Yes, for two you can first find the longest common prefix of both (here people were wondering how to do that in Bash Longest common prefix of two strings in bash), then first check whether the lines start with it and then after stripping it from both the tag and the line check whether the lines start with the rest of it.

For more than two, you need to make a trie — also known as a prefix tree https://en.wikipedia.org/wiki/Trie .

That Wikipedia article says

For the space-optimized presentation of prefix tree, see compact prefix tree.

And having longest common prefixes, that's what you're gonna have.

Since Bash doesn't have multidimensional associative arrays, you will have to either consider https://en.wikipedia.org/wiki/Trie#Implementation_strategies or embed some other scripting language, like Perl or Python — or GNU Awk (gawk), which, unlike to standard Awk, introduces multidimensional associative arrays.

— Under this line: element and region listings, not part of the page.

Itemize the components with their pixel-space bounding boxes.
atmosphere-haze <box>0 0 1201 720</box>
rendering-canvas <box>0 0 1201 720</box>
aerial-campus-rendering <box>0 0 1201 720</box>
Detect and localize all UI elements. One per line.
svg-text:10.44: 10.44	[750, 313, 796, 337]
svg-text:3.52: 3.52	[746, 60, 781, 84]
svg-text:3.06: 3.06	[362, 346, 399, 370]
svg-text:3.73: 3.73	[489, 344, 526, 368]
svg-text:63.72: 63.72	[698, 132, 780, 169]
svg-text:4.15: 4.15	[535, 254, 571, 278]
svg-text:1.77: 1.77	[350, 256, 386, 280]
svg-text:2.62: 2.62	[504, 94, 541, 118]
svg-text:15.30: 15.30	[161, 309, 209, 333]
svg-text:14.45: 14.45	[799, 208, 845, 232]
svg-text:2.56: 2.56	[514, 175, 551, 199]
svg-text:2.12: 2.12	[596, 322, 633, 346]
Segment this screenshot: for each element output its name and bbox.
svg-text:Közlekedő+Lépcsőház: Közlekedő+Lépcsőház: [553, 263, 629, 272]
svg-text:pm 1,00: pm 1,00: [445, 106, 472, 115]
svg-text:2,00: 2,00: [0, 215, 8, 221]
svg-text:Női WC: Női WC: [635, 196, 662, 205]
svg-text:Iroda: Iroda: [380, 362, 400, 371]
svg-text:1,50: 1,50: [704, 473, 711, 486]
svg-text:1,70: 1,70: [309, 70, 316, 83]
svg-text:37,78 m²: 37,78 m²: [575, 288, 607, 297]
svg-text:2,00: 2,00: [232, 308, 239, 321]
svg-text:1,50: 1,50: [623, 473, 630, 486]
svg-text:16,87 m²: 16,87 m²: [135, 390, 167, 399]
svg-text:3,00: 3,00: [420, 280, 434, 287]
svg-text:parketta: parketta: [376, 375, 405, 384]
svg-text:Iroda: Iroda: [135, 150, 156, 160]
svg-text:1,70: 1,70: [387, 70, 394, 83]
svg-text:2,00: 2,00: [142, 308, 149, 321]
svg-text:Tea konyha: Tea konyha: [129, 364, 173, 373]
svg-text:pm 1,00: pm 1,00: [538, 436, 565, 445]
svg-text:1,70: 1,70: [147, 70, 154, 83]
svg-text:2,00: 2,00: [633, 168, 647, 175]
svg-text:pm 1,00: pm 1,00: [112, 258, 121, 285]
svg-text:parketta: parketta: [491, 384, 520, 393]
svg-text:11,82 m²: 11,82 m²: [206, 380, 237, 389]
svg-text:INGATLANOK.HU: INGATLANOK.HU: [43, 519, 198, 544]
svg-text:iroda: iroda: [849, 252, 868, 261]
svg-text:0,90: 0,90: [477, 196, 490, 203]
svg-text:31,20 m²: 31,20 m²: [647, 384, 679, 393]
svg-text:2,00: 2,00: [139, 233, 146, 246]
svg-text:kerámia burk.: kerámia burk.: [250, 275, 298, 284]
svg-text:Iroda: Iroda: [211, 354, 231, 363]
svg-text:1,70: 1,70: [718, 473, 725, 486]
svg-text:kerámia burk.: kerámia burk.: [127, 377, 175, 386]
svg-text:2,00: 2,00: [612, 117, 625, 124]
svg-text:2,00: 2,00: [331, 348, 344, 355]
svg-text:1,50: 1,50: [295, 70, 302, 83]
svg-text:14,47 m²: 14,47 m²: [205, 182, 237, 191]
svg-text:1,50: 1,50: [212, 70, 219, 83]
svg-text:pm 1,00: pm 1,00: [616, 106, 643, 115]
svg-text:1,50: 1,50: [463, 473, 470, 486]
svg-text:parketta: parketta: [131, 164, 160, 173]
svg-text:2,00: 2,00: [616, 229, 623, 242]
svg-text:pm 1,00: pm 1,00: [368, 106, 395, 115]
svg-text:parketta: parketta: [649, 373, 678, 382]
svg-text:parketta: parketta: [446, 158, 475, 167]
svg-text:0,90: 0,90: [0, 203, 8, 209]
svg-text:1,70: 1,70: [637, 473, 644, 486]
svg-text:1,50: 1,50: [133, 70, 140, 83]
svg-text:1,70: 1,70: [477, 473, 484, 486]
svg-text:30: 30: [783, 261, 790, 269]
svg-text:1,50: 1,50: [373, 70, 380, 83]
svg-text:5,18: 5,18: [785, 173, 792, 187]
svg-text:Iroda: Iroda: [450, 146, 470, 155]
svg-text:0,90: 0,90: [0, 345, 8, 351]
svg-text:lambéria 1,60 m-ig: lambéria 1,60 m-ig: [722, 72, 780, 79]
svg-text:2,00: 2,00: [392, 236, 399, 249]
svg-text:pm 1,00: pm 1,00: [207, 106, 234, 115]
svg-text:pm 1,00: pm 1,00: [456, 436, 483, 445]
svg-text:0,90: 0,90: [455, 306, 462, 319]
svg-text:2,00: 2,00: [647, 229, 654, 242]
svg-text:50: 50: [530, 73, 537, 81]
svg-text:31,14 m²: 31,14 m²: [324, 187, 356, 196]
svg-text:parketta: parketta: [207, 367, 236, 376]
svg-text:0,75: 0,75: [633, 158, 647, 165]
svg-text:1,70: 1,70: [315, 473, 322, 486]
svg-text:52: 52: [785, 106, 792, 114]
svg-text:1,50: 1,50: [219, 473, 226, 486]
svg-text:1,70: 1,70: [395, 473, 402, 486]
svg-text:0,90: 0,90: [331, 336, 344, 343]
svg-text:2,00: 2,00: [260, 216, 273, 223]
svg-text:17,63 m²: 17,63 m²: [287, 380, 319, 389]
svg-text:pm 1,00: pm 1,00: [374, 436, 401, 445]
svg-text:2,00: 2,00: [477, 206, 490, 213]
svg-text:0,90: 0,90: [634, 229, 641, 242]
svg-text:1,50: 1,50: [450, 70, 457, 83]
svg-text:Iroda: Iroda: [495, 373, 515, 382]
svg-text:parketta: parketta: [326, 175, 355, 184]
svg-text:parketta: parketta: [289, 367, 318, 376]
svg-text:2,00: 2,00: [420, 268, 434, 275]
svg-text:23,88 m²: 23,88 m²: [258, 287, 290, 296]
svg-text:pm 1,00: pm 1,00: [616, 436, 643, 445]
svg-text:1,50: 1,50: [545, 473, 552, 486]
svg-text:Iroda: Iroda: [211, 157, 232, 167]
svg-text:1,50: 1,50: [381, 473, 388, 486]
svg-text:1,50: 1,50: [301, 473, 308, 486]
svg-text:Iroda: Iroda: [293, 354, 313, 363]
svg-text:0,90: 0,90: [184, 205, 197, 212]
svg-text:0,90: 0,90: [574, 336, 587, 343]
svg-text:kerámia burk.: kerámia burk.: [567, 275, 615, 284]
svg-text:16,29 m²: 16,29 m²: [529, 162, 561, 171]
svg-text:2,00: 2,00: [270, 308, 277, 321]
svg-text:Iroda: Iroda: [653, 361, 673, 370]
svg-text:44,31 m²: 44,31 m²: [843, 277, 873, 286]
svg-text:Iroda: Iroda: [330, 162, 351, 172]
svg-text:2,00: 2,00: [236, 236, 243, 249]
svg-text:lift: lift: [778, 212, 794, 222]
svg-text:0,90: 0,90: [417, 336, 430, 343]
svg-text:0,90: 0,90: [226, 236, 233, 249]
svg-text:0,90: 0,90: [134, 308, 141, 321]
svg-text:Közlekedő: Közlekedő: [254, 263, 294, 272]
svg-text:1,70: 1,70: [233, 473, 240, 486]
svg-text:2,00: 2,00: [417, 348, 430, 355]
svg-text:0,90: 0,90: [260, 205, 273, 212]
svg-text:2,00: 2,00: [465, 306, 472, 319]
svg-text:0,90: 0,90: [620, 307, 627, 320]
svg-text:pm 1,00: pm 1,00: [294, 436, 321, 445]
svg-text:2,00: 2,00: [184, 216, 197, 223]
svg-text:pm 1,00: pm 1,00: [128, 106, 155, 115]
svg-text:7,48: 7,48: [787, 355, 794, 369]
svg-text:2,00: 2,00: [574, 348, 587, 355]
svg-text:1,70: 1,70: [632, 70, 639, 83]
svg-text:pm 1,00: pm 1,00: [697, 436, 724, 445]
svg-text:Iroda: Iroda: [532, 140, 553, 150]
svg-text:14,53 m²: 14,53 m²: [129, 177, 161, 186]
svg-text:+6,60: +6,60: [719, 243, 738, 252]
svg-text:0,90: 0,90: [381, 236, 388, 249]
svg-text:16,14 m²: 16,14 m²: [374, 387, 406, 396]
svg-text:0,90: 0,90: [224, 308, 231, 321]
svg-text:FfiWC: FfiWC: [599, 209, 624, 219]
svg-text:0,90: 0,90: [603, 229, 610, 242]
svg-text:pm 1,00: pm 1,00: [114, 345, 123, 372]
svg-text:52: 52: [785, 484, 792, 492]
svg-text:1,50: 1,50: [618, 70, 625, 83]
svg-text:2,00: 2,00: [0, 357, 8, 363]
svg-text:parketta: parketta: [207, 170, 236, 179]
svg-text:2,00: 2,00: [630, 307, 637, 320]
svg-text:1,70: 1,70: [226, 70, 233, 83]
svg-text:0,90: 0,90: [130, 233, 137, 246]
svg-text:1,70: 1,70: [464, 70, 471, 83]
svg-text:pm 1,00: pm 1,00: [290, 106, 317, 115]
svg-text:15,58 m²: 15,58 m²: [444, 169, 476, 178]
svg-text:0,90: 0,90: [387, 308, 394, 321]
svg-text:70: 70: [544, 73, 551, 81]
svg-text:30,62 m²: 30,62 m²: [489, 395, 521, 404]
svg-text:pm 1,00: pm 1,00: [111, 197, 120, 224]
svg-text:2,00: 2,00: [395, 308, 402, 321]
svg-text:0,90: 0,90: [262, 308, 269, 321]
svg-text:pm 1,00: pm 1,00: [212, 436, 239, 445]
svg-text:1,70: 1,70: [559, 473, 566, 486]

Using the optimization of Bash's associative arrays implementation

As suggested in comment, we may consider taking just the tag with a simpler regex and using it as a key for associative array which are somewhat optimized in Bash (we can investigate how well-suited for our needs in the sources:

if we know what it is delimited by — like, if we know that it is always immediately followed by a : or something while not containing it, and using a simpler regex like:

[[ $LINE =~ ^(.*): ]] && "${DICTIONARY_OF_FUNCTIONS["${BASH_REMATCH[1]}"]}"

or Using the optimization of Bash's functions store

if all your tags are like, /[a-z][a-z0-9]+/ or otherwise accepted by Bash as function names, and delimited as in the method with Bash's associative arrays, then you can use the above method for interpolating function names, like,

function the_function_for_tag_headertag1() {
    echo "hey it's the first one"
}
[[ $LINE =! ^(.*): ]] && {
    func_name="the_function_for_tag_${BASH_REMATCH[1]}"
    type "${func_name}" && "${func_name}"
}
3
dash-o On

The test that you perform on each tag

    [[ $LINE =~ ^headertag1 ]] && function1 && continue

Is extremely cheap (in memory regexp. Most likely, it will take a fraction of the IO time associate with reading the LINE (from file, or other process). Unless you are performing the test large number of times, this implementation is reasonable.

Note about style: If all pattern are prefix match (or other simple constructs), consider using bash case statement

case "$LINE" in
   header1*) function1 ;;
   header2*) function2 ;;
   ...
esac

This will make the code more elegant, but not change the performance - both the RE and the wildcard are simple.